- Battle of Salvetat: Part of Albigensian Crusade
| Location | Saint-Jory |
| Result | Toulouse victory |

Belligerents
- Kingdom of France Crusaders: County of Toulouse

Commanders and leaders
- Simon de Montfort: Raymond VI

= Battle of Salvetat =

The Battle of Salvetat was a battle fought in September 11-12, 1217 during the Albigensian Crusade. It was between Raymond VI of Toulouse and Bernard IV of Comminges against the crusaders of Simon de Montfort and it happened near the present-day Saint-Jory.

== Background ==
In November 1215 the Fourth Lateran Council took place and Simon de Montfort was recognized as Count of Toulouse, where he justified his massacres of the local population. Raymond VI who was exiled to Catalonia after the Battle of Muret, was stripped of all his property and titles.

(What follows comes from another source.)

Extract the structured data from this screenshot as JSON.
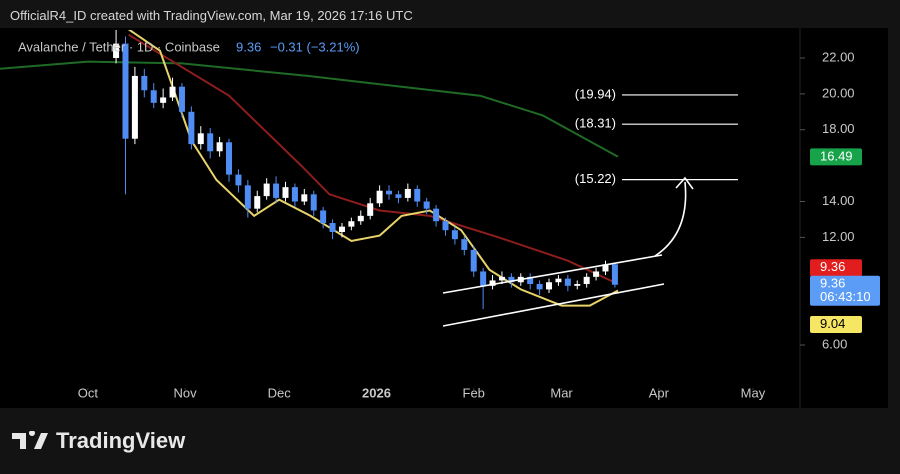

In 1216, at the court of Paris, Simon de Montfort paid homage to Philip II of France as Duke of Narbonne, Count of Toulouse and Viscount of Béziers and Carcassonne. The same year, a revolt broke out in Languedoc led by the son of the Occitan count: Raymond VII, who won the Siege of Beaucaire, the first Occitan victory.

== Battle ==
The troops of Simon de Montfort attempted to cross the Garonne at Saint-Jory, where they were held by the Croats, inferior in number and commanded by Joris, an Occitan noble loyal to Simon de Montfort, who intended to block their passage to Toulouse, until the arrival of Ramon VI of Toulouse with the bulk of the troops, who defeated the Croats, suffering some casualties.